Tuesday, January 18, 2005


So last week a short story I wrote, Patron of the Akki, showed up on the Magic: The Gathering site. Immediately, Grubb Street got fan mail (which is way cool). Unfortunately, one of the first emails took me to task for numerous typos in the final version, and provided a zipped file of said errors (which is much less way cool).

Some of these typos were minor, but some were real wincers – use of “next” instead of “neck”, or “about” instead of “above”. Stuff that (might) make it past a grammar checker but would be caught in a moment by a casual reader. Stuff that makes the author look bad.

Fortunately, I happen to work within walking distance of the Magic: The Gathering team, and contacted them about the goofs. Red faces abounded, and none were redder than mine. Let me make this clear: Every typo in that first publication was in the original manuscript I delivered. It wasn’t like subliterate gnomes took over the process somewhere and put the more egregious errors into place. The gnome was at the keyboard in the first place.

Now while the net is eternal, it is also mutable, so within the day of having the discussion about the typos, a cleaner copy appeared at the site. Yet in making the fix, I thought of a few standard excuses writers use to cover their embarrassment. I had to reject them all as being disingenuous.

Blame the Editor is a wonderful excuse when you allow yourself be exposed to be a blathering idiot in print. Either they changed too much, or did not change enough. I’m not good with this one – the author has a base-line responsibility to turn over serviceable copy in the first place. An author should never assume that the editor will “fix things”.

Blame the Deadline also sounds good as an excuse. This particular opportunity brewed up out of nowhere in late November, with a first draft, review, revision and final draft all complete by Christmas. Indeed, it was the tight turnaround that I found attractive in the project. The length of the story meshed perfectly with the amount of time and what I had to say. A longer deadline would probably not served this story one whit.

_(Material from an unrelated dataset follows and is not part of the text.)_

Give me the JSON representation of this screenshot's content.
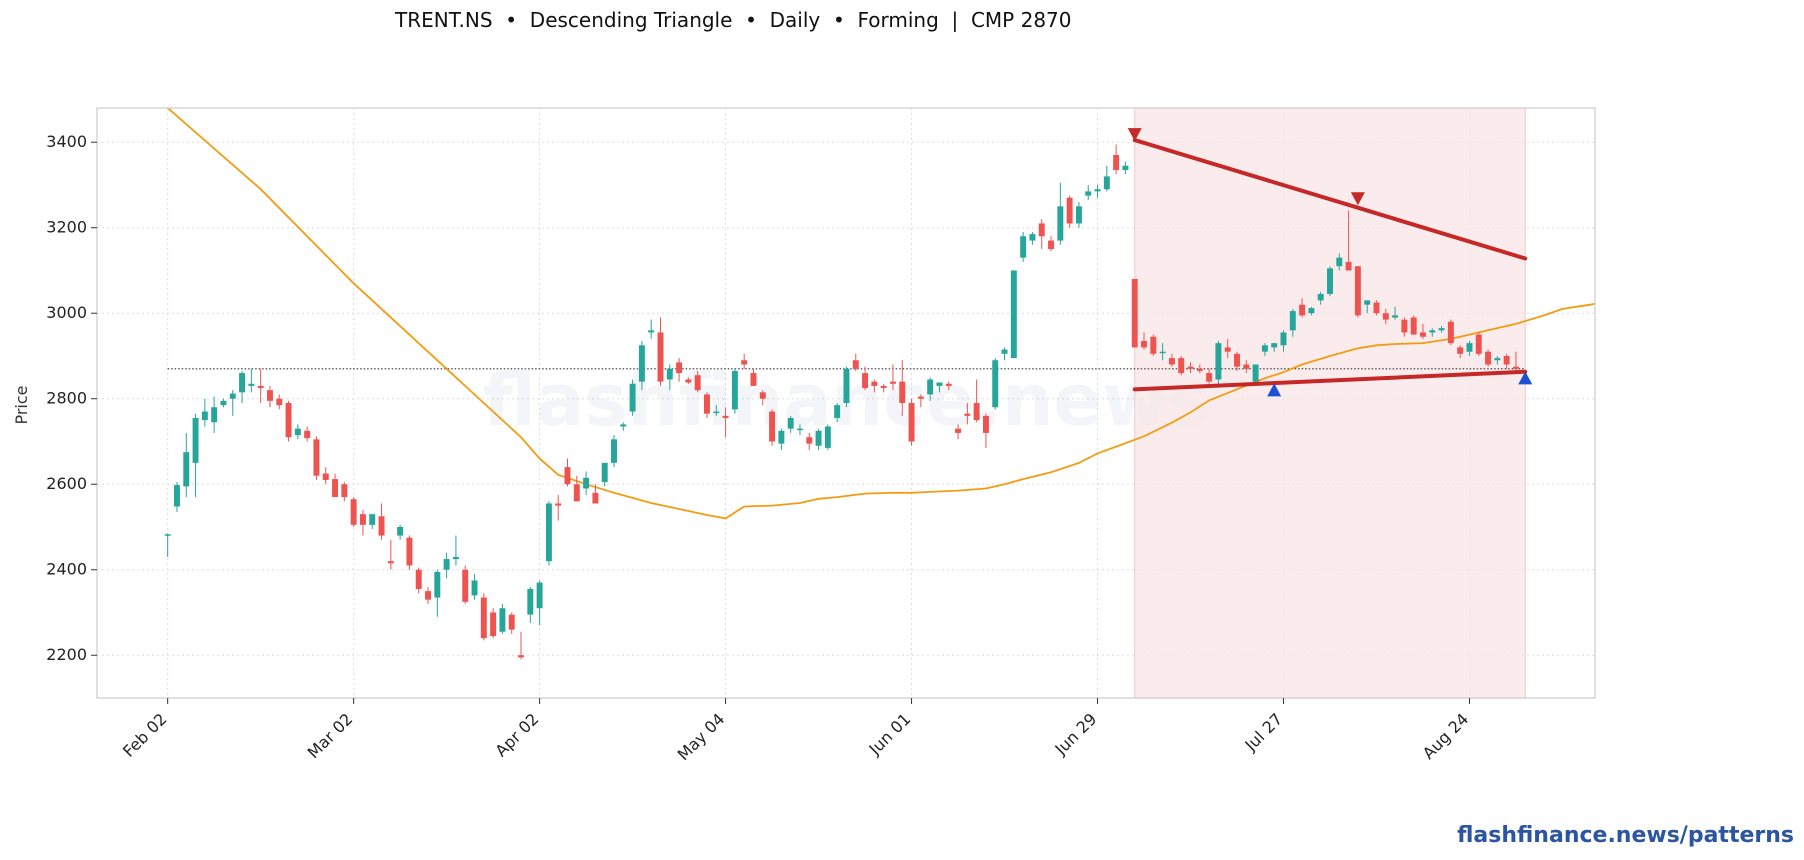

Its Only the Internet is a new, modern excuse – this is a floodplain of a media, with new silt being laid down every week. Within two days the link to Patron was off the main page for another Magic article, and a week later a new story has shown up. Yet what is said on the Net does matter, and this way of thinking contributes to the second-class attitude that most wired-in writers complain about. Material that purports itself to be professional should be as professional in pixels as it is in ink.

So what am I left with? As I said at the start, Blame the Author. That’s where the ultimate responsibility lies, and after all, it is his name on the front. He takes the kudos and the brickbats.

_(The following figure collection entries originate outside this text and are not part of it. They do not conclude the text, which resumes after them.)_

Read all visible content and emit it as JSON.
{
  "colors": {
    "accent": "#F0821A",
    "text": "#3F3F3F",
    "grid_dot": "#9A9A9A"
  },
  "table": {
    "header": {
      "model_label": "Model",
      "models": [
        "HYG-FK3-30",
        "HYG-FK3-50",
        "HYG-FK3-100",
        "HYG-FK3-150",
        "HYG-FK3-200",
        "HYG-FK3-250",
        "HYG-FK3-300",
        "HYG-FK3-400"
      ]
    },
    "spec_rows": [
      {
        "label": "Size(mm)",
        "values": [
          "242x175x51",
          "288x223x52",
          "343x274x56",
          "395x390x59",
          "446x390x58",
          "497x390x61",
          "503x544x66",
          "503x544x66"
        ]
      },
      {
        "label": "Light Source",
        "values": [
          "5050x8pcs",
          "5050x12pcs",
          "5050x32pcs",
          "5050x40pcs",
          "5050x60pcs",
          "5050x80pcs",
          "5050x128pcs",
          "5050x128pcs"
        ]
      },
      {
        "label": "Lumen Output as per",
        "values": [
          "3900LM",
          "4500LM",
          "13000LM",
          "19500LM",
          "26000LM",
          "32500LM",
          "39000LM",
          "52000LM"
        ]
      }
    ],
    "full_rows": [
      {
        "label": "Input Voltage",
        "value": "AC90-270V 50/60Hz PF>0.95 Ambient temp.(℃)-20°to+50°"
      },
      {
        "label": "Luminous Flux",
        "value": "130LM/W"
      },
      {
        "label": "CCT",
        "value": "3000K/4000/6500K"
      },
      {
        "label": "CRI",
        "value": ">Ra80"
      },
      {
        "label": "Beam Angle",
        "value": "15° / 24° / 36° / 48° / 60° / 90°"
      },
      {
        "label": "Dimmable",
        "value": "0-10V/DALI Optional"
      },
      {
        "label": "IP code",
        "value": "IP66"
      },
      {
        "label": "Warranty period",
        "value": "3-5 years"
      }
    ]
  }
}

So how did such teeth-grinding errors appear in the first place? Human nature – one of the hardest things to do as a writer is to read what you have written on the page as opposed to what you THINK you have written on the page. Often a second (or tenth) set of eyes will reveal obvious mistakes. Grubb Street is a semi-private journal, and is often is laced with typographic and grammatical errors just for that reason – it’s one guy writing. It is a rawer feed, often filled with static. Sometimes I am reading through old entries and see a teeth-grinder, and, the net being editable, can fix it.

But for the stuff going elsewhere, I am definitely going with a second (or tenth) set of eyes, to avoid the more obvious typos wherever possible.